Preimplantation genetic screening is particularly recommended for anyone who has or is a carrier of a known genetic disorder. However, it is also recommended for women with recurrent miscarriages, multiple failed fertility treatments and for older women whose ovaries do not work as expected.

Overcoming Miscarriage

A miscarriage refers to the spontaneous loss of a pregnancy within the first 20 weeks. This common form of pregnancy loss can result in both emotional and physical pain. Although everyone processes such a loss differently, women who have had a miscarriage suffer from a range of emotional issues including sadness, anger, guilt, grief, jealousy towards other parents as well as an intense feeling of loneliness.

An estimated 10% to 20%1 of all pregnancies actually end up in early miscarriage, but most women still remain inconsolable after going through it.

Aside from the emotional impact, a miscarriage can also cause some physical problems. The body usually needs time to recover after a miscarriage and this is often dependent on how far along the pregnancy was. While some women may miscarry in the first two months of pregnancy without even realizing they were pregnant, a miscarriage that happens after two months generally requires medical treatment. Doctors are likely to prescribe medications that can either be inserted in the vaginal or consumed orally to help the body pass out any remaining tissues. Of course, the passage of this tissue may not only be painful but could also be extremely emotional for some women.
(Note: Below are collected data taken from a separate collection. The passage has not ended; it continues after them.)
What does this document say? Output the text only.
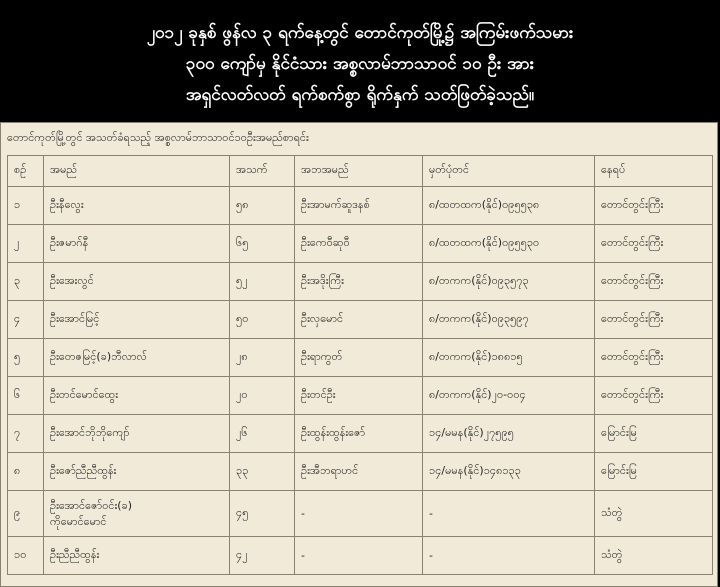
၂၀၁၂ ခုနှစ် ဖွန်လ ၃ ရက်နေ့တွင် တောင်ကုတ်မြို့၌ အကြမ်းဖက်သမား
၃၀၀ ကျော်မှ နိုင်ငံသား အစ္စလာမ်ဘာသာဝင် ၁၀ ဦး အား
အရှင်လတ်လတ် ရက်စက်စွာ ရိုက်နှက် သတ်ဖြတ်ခဲ့သည်။
တောင်ကုတ်မြို့တွင် အသတ်ခံရသည့် အစ္စလာမ်ဘာသာဝင်၁၀ဦးအမည်စာရင်း
စဉ်	အမည်	အသက်	အဘအမည်	မှတ်ပုံတင်	နေရပ်
၁	ဦးနီလွေး	၅၈	ဦးအာမက်ဆူဒနစ်	၈/ထတထက(နိုင်)၀၉၅၅၃၈	တောင်တွင်းကြီး
၂	ဦးဇမာဂ်နီ	၆၅	ဦးကေဝီဆုဝီ	၈/ထတထက(နိုင်)၀၉၅၅၃၀	တောင်တွင်းကြီး
၃	ဦးအေးလွင်	၅၂	ဦးအဒိုးကြီး	၈/တကက(နိုင်)၀၉၃၅၇၃	တောင်တွင်းကြီး
၄	ဦးအောင်မြင့်	၅၀	ဦးလှမောင်	၈/တကက(နိုင်)၀၉၃၅၉၇	တောင်တွင်းကြီး
၅	ဦးတေဇမြင့်(ခ)ဘီလာလ်	၂၈	ဦးရာကွတ်	၈/တကက(နိုင်)၁၈၈၁၅	တောင်တွင်းကြီး
၆	ဦးတင်မောင်ထွေး	၂၀	ဦးတင်ဦး	၈/တကက(နိုင်)၂၀-၀၀၄	တောင်တွင်းကြီး
၇	ဦးအောင်ဘိုဘိုကျော်	၂၆	ဦးထွန်းထွန်းဇော်	၁၄/မမန(နိုင်)၂၇၅၉၅	မြောင်းမြ
၈	ဦးဇော်ညီညီထွန်း	၃၃	ဦးအီဘရာဟင်	၁၄/မမန(နိုင်)၁၄၈၁၃၃	မြောင်းမြ
၉	ဦးအောင်ဇော်ဝင်း(ခ)
ကိုမောင်မောင်	၄၅	-	-	သံတွဲ
၁၀	ဦးညီညီထွန်း	၄၂	-	-	သံတွဲ
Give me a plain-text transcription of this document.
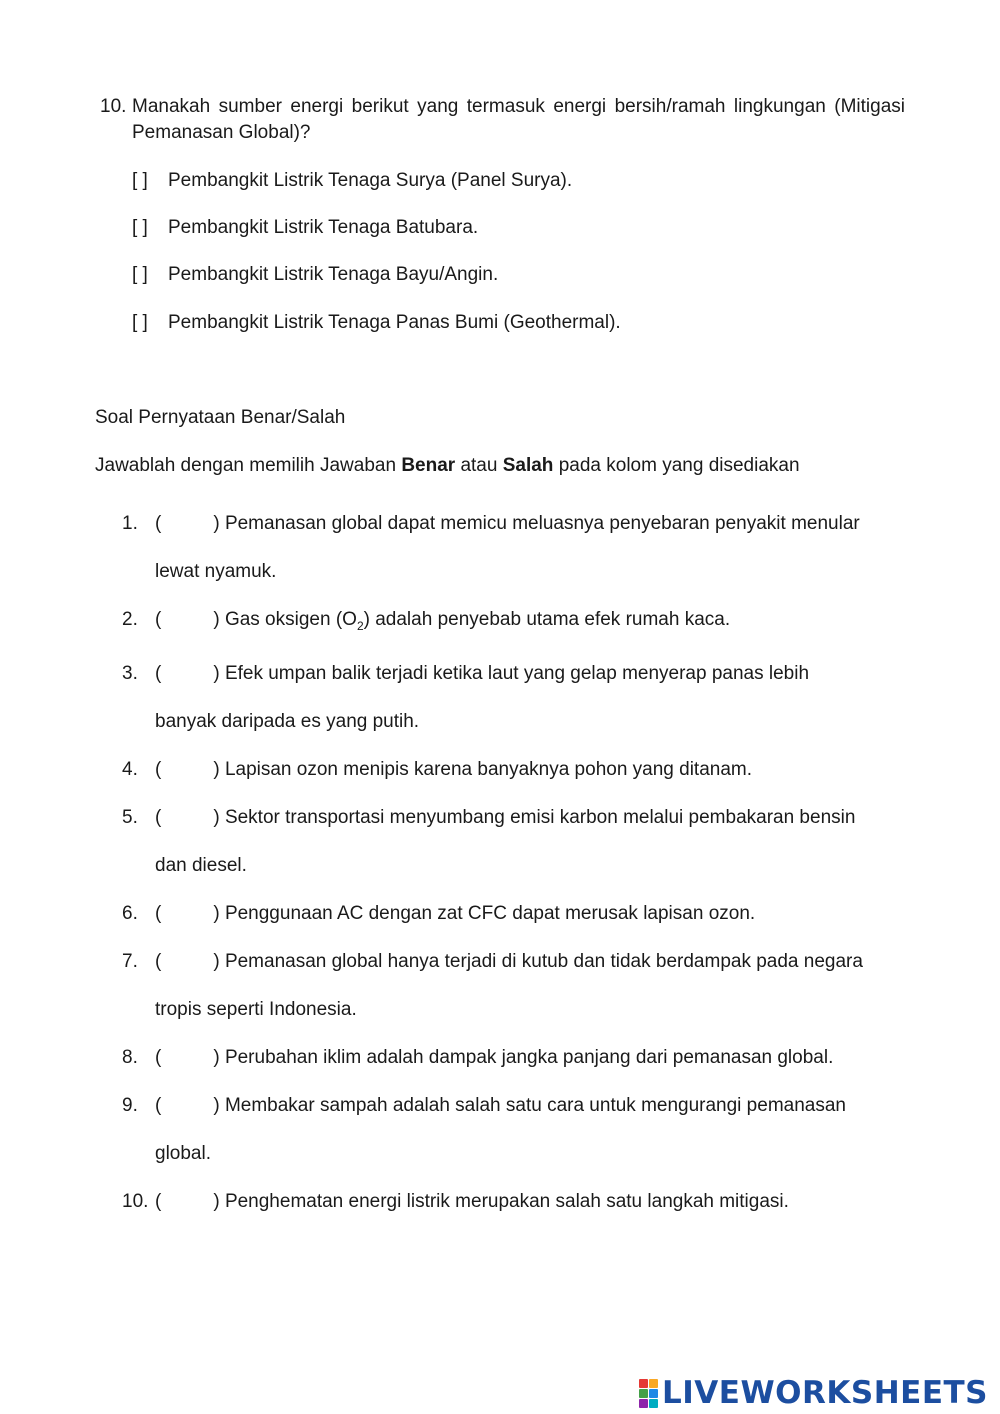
10. Manakah sumber energi berikut yang termasuk energi bersih/ramah lingkungan (Mitigasi Pemanasan Global)?
[ ] Pembangkit Listrik Tenaga Surya (Panel Surya).
[ ] Pembangkit Listrik Tenaga Batubara.
[ ] Pembangkit Listrik Tenaga Bayu/Angin.
[ ] Pembangkit Listrik Tenaga Panas Bumi (Geothermal).
Soal Pernyataan Benar/Salah
Jawablah dengan memilih Jawaban Benar atau Salah pada kolom yang disediakan
1. (	) Pemanasan global dapat memicu meluasnya penyebaran penyakit menular
lewat nyamuk.
2. (	) Gas oksigen $(O_2)$ adalah penyebab utama efek rumah kaca.
3. (	) Efek umpan balik terjadi ketika laut yang gelap menyerap panas lebih
banyak daripada es yang putih.
4. (	) Lapisan ozon menipis karena banyaknya pohon yang ditanam.
5. (	) Sektor transportasi menyumbang emisi karbon melalui pembakaran bensin
dan diesel.
6. (	) Penggunaan AC dengan zat CFC dapat merusak lapisan ozon.
7. (	) Pemanasan global hanya terjadi di kutub dan tidak berdampak pada negara
tropis seperti Indonesia.
8. (	) Perubahan iklim adalah dampak jangka panjang dari pemanasan global.
9. (	) Membakar sampah adalah salah satu cara untuk mengurangi pemanasan
global.
10. (	) Penghematan energi listrik merupakan salah satu langkah mitigasi.
LIVEWORKSHEETS
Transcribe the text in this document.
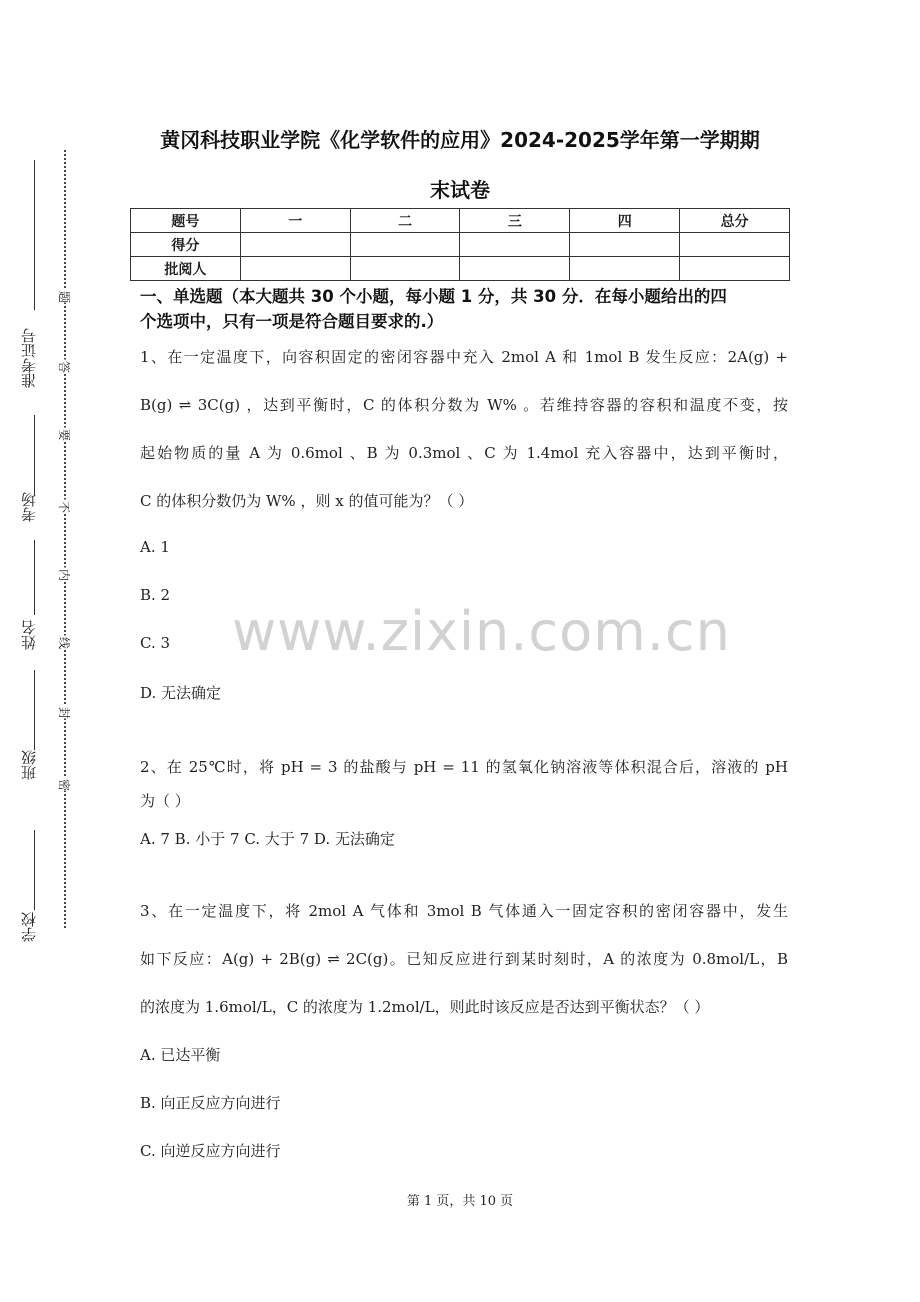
准考证号
考场
姓名
班级
学校
题
答
要
不
内
线
封
密
黄冈科技职业学院《化学软件的应用》2024-2025学年第一学期期
末试卷
题号	一	二	三	四	总分
得分					
批阅人					
一、单选题（本大题共 30 个小题，每小题 1 分，共 30 分．在每小题给出的四
个选项中，只有一项是符合题目要求的.）
1、在一定温度下，向容积固定的密闭容器中充入 2mol A 和 1mol B 发生反应：2A(g) +
B(g) ⇌ 3C(g) ，达到平衡时，C 的体积分数为 W% 。若维持容器的容积和温度不变，按
起始物质的量 A 为 0.6mol 、B 为 0.3mol 、C 为 1.4mol 充入容器中，达到平衡时，
C 的体积分数仍为 W% ，则 x 的值可能为？（ ）
A. 1
B. 2
C. 3
D. 无法确定
2、在 25℃时，将 pH = 3 的盐酸与 pH = 11 的氢氧化钠溶液等体积混合后，溶液的 pH
为（ ）
A. 7 B. 小于 7 C. 大于 7 D. 无法确定
3、在一定温度下，将 2mol A 气体和 3mol B 气体通入一固定容积的密闭容器中，发生
如下反应：A(g) + 2B(g) ⇌ 2C(g)。已知反应进行到某时刻时，A 的浓度为 0.8mol/L，B
的浓度为 1.6mol/L，C 的浓度为 1.2mol/L，则此时该反应是否达到平衡状态？（ ）
A. 已达平衡
B. 向正反应方向进行
C. 向逆反应方向进行
www.zixin.com.cn
第 1 页，共 10 页
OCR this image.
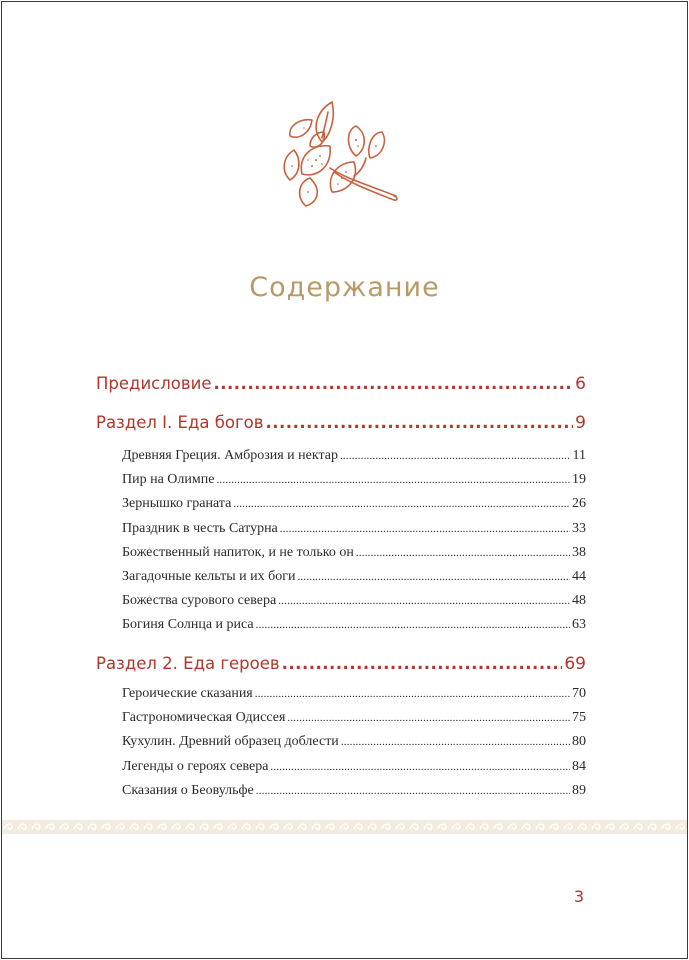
Содержание
Предисловие .....	6
Раздел I. Еда богов .....	9
Древняя Греция. Амброзия и нектар .....	11
Пир на Олимпе .....	19
Зернышко граната .....	26
Праздник в честь Сатурна .....	33
Божественный напиток, и не только он .....	38
Загадочные кельты и их боги .....	44
Божества сурового севера .....	48
Богиня Солнца и риса .....	63
Раздел 2. Еда героев .....	69
Героические сказания .....	70
Гастрономическая Одиссея .....	75
Кухулин. Древний образец доблести .....	80
Легенды о героях севера .....	84
Сказания о Беовульфе .....	89
3
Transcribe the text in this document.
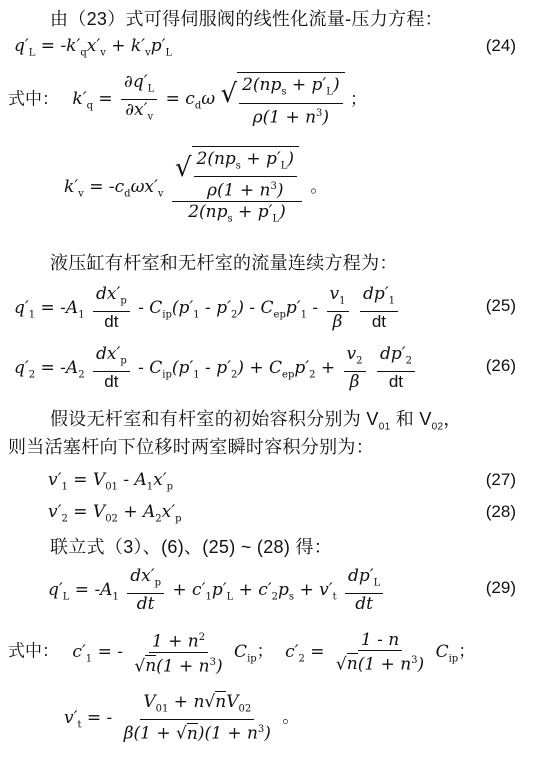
由（23）式可得伺服阀的线性化流量-压力方程：
$q'_L = -k'_qx'_v + k'_vp'_L$	(24)
式中： $k'_q = \frac{\partial q'_L}{\partial x'_v} = c_d\omega$ √ $\frac{2(np_s + p'_L)}{\rho(1 + n^3)}$ ；
$k'_v = -c_d\omega x'_v \frac{√ \frac{2(np_s + p'_L)}{\rho(1 + n^3)}}{2(np_s + p'_L)}$ 。
液压缸有杆室和无杆室的流量连续方程为：
$q'_1 = -A_1 \frac{dx'_p}{dt} - C_{ip}(p'_1 - p'_2) - C_{ep}p'_1 - \frac{v_1}{\beta}$
$\frac{dp'_1}{dt}$	(25)
$q'_2 = -A_2 \frac{dx'_p}{dt} - C_{ip}(p'_1 - p'_2) + C_{ep}p'_2 + \frac{v_2}{\beta}$
$\frac{dp'_2}{dt}$	(26)
假设无杆室和有杆室的初始容积分别为 $V_{01}$ 和 $V_{02}$，
则当活塞杆向下位移时两室瞬时容积分别为：
$v'_1 = V_{01} - A_1x'_p$	(27)
$v'_2 = V_{02} + A_2x'_p$	(28)
联立式（3）、(6)、(25) ~ (28) 得：
$q'_L = -A_1 \frac{dx'_p}{dt} + c'_1p'_L + c'_2p_s + v'_t \frac{dp'_L}{dt}$	(29)
式中： $c'_1$ = - $\frac{1 + n^2}{√n(1 + n^3)} C_{ip}$； $c'_2 = \frac{1 - n}{√n(1 + n^3)} C_{ip}$；
$v'_t$ = - $\frac{V_{01} + n√nV_{02}}{\beta(1 + √n)(1 + n^3)}$ 。
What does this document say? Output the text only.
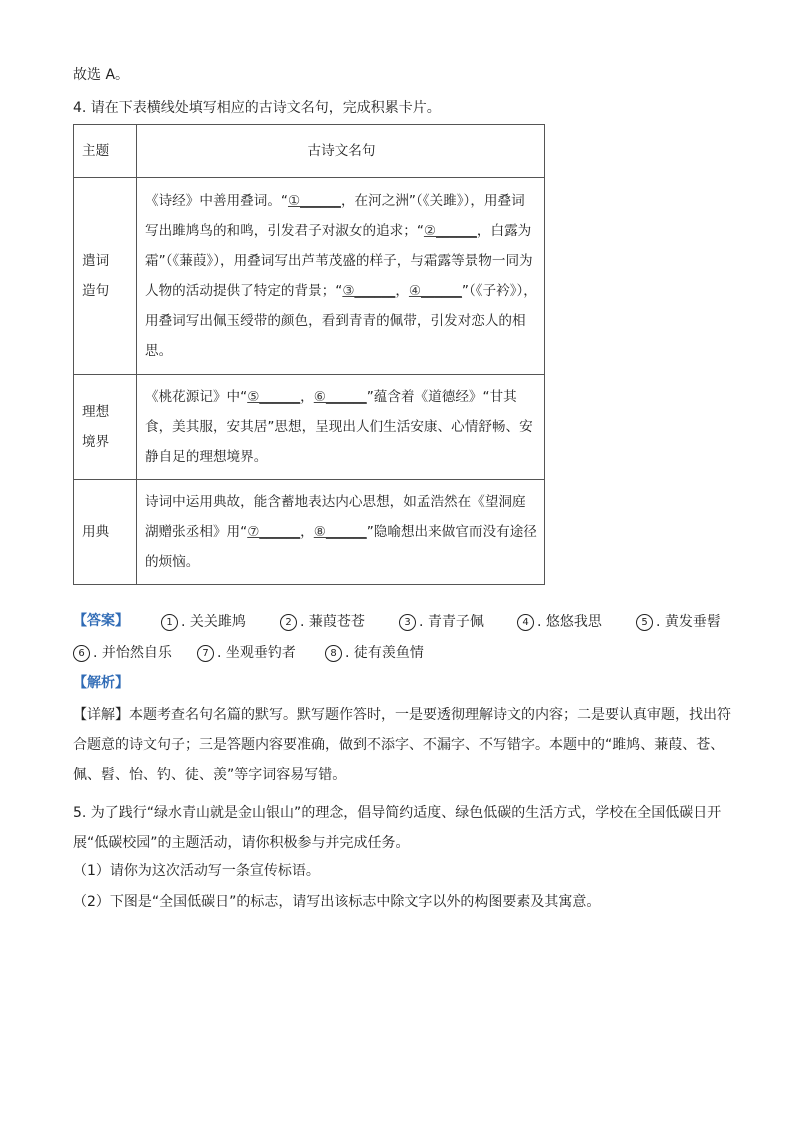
故选 A。
4. 请在下表横线处填写相应的古诗文名句，完成积累卡片。
主题	古诗文名句

遣词
造句	《诗经》中善用叠词。“①______，在河之洲”（《关雎》），用叠词写出雎鸠鸟的和鸣，引发君子对淑女的追求；“②______，白露为霜”（《蒹葭》），用叠词写出芦苇茂盛的样子，与霜露等景物一同为人物的活动提供了特定的背景；“③______，④______”（《子衿》），用叠词写出佩玉绶带的颜色，看到青青的佩带，引发对恋人的相思。

理想
境界	《桃花源记》中“⑤______，⑥______”蕴含着《道德经》“甘其食，美其服，安其居”思想，呈现出人们生活安康、心情舒畅、安静自足的理想境界。

用典	诗词中运用典故，能含蓄地表达内心思想，如孟浩然在《望洞庭湖赠张丞相》用“⑦______，⑧______”隐喻想出来做官而没有途径的烦恼。
【答案】	1 . 关关雎鸠	2 . 蒹葭苍苍	3 . 青青子佩	4 . 悠悠我思	5 . 黄发垂髫
6 . 并怡然自乐	7 . 坐观垂钓者	8 . 徒有羡鱼情
【解析】
【详解】本题考查名句名篇的默写。默写题作答时，一是要透彻理解诗文的内容；二是要认真审题，找出符合题意的诗文句子；三是答题内容要准确，做到不添字、不漏字、不写错字。本题中的“雎鸠、蒹葭、苍、佩、髫、怡、钓、徒、羡”等字词容易写错。
5. 为了践行“绿水青山就是金山银山”的理念，倡导简约适度、绿色低碳的生活方式，学校在全国低碳日开展“低碳校园”的主题活动，请你积极参与并完成任务。
（1）请你为这次活动写一条宣传标语。
（2）下图是“全国低碳日”的标志，请写出该标志中除文字以外的构图要素及其寓意。
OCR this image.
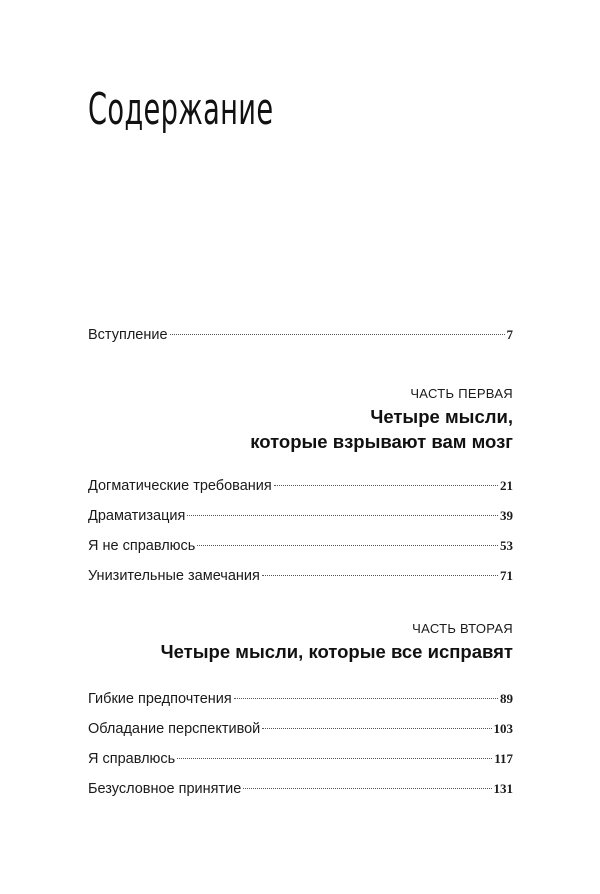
Содержание
Вступление	7
ЧАСТЬ ПЕРВАЯ
Четыре мысли,
которые взрывают вам мозг
Догматические требования	21
Драматизация	39
Я не справлюсь	53
Унизительные замечания	71
ЧАСТЬ ВТОРАЯ
Четыре мысли, которые все исправят
Гибкие предпочтения	89
Обладание перспективой	103
Я справлюсь	117
Безусловное принятие	131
Doctors may also conduct a follow-up ultrasound to ensure that all the tissues have passed from your system, in a bid to avoid complications. Going through these can be extremely devastating, but the good news is that there are some steps that can be taken to overcome a miscarriage:
• Express your emotions
Having a miscarriage is like losing a loved one. Obviously, it comes with different kinds of emotions such as anger, sadness and despair. Women are however encouraged to express their feelings so they can get help.

• Get help from friends and loved ones
When you are grieving the loss of a pregnancy, you might find it hard to follow your normal schedule. But when you seek and rely on support from your friends and loved ones, you can be sure to get help from them on things like house chores and taking care of your pets and immediate family.

• Join a support group
There are many online support groups for people who have had a miscarriage. While you have friends and family with you, joining such groups will go a long way to ease your pain as you would connect with others who have gone through the same experience.

• Talk to a therapist
Another way of overcoming a miscarriage is to talk to a grief counselor, who could probably help you navigate your loss. Remember your long-term recovery depends greatly on your mental and emotional wellbeing. A grief therapist will guide you into bouncing back to an emotionally and mentally stable state.

1) Miscarriage. Mayo Foundation for Medical Education and Research (MFMER) website. Last accessed April 22, 2021.